The intelligence to handle multiple 3DTV display formats will reside within the TVs themselves — independent of the method used for the transmission, according to David Broberg, CableLabs vice president of consumer video technology.
CableLabs hosted a demo at the SCTE Cable-Tec Expo last month to show the transmission of 3DTV signals, originating from the Comcast Media Center, going to different television sets from Hyundai IT, LG Electronics and Sony; a home-theater system from Panasonic; and a Sony “mini-theater.”

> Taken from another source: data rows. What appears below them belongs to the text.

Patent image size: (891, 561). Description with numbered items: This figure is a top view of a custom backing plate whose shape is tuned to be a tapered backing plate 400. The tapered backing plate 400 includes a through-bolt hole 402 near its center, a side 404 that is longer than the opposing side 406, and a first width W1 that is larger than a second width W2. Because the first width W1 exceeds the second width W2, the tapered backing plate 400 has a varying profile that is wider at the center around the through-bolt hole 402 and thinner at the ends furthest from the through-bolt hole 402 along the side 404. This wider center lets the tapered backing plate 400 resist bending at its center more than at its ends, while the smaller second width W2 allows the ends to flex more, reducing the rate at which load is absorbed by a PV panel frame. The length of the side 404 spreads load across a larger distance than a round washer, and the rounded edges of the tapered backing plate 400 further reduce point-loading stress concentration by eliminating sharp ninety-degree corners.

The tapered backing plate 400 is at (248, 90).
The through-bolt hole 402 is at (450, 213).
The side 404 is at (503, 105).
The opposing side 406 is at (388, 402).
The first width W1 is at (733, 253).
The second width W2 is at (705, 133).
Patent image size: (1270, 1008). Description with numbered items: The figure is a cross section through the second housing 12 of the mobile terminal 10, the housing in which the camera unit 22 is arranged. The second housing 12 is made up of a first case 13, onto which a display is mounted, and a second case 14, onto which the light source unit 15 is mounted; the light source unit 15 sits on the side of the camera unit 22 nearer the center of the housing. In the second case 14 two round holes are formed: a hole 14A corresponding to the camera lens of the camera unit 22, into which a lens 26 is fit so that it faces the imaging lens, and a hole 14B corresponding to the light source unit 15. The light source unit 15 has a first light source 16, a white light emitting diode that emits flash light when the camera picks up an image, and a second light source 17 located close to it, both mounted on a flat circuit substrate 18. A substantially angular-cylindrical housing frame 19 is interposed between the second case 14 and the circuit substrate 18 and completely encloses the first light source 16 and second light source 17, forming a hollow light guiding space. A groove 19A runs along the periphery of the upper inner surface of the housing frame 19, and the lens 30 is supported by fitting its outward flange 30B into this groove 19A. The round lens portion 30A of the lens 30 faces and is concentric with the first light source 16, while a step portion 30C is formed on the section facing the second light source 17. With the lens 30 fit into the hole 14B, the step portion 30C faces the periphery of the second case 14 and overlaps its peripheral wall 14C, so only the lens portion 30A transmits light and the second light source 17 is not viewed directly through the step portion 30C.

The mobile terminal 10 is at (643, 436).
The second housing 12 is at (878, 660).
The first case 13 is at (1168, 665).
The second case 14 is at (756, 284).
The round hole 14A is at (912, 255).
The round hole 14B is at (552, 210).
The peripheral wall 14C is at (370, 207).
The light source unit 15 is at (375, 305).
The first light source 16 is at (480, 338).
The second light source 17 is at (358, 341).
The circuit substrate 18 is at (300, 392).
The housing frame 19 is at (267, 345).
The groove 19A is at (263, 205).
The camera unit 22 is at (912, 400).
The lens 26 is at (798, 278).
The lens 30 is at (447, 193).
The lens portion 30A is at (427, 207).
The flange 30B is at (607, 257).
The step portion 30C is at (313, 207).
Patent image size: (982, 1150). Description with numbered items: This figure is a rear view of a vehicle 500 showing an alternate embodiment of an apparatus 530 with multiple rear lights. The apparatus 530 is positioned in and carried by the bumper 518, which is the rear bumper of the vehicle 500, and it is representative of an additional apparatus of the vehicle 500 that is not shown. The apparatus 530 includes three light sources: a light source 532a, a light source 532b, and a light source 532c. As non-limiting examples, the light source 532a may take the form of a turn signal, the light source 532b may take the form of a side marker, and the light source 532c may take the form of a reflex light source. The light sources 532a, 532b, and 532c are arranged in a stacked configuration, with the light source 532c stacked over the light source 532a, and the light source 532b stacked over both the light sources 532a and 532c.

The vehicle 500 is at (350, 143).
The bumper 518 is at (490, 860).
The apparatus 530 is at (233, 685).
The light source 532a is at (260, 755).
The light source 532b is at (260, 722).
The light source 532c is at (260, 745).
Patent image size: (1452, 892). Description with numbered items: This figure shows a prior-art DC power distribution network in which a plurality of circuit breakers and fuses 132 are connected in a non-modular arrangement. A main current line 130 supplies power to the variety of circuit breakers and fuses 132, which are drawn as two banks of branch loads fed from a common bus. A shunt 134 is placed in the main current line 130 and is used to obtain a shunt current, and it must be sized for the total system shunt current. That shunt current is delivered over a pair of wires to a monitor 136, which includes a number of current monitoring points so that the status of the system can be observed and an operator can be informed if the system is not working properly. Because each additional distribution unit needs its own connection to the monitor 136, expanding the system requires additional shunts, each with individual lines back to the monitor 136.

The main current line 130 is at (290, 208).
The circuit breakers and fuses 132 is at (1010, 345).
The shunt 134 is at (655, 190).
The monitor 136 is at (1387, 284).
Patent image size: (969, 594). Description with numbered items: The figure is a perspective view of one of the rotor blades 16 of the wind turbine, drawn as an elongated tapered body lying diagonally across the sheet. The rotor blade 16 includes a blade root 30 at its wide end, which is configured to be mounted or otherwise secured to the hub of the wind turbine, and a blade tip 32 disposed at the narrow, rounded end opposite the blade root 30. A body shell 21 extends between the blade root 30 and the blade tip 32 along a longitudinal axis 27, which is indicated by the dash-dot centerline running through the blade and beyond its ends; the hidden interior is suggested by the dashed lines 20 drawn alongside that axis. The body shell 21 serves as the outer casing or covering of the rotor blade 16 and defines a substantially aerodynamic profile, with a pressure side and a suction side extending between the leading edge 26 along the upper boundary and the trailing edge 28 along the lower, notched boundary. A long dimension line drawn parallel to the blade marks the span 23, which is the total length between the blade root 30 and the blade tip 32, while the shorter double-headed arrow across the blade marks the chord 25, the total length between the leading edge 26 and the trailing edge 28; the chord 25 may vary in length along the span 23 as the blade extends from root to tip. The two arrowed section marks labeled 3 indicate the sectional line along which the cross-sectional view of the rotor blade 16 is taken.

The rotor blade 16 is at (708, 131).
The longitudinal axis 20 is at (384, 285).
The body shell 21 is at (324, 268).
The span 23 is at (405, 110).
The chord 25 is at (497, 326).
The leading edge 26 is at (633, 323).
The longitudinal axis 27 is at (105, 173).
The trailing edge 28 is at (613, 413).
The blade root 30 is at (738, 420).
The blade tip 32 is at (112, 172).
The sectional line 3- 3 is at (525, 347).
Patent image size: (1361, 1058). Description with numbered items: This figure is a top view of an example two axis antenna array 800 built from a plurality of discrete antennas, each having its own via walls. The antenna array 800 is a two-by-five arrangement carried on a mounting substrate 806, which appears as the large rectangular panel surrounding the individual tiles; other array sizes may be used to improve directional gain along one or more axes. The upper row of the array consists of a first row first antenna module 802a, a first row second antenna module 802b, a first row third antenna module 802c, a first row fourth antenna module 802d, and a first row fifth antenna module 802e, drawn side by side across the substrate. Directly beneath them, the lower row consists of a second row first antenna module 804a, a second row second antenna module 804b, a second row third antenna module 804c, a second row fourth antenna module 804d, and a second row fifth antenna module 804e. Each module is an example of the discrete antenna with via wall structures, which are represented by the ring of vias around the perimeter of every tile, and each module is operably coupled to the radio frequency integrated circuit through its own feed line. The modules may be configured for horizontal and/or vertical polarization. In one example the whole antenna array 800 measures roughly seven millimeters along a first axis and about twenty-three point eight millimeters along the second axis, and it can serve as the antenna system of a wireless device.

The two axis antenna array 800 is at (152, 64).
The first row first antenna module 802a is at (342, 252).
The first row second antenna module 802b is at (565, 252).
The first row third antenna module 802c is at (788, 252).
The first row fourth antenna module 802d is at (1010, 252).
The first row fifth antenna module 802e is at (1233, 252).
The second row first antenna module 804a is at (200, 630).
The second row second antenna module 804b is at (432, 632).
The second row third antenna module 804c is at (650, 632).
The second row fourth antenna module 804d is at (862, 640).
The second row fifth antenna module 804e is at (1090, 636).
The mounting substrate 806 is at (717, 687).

Different 3DTV sets use different methods to render stereoscopic 3D images; common technologies in use today are polarized and active-shutter glasses. But those display mechanisms are completely independent of the method used for transmission in the same way native HD resolutions are independent, Broberg said. Ergo, he says, the ability to successfully deliver 3D to the TV doesn’t need to wait for a “universal” 3DTV set-top, as suggested by Motorola.
“What is needed is a conversion circuit within the television designed to accommodate all the requisite conversions,” Broberg said. “All stereoscopic 3D televisions will include such a circuit, to the same degree that all HD televisions are capable of handling multiple resolutions.”
Broberg drew a parallel to the debate between the proponents of 720p and those of 1080i during the early days of HDTV. Companies had built HDTV prototypes for each format, which were incompatible and required the proper input signals to operate.
“Yet when the products finally reached the market these format converters were a common feature of all HDTVs,” he said, and now the same thing is happening with 3D stereoscopic displays.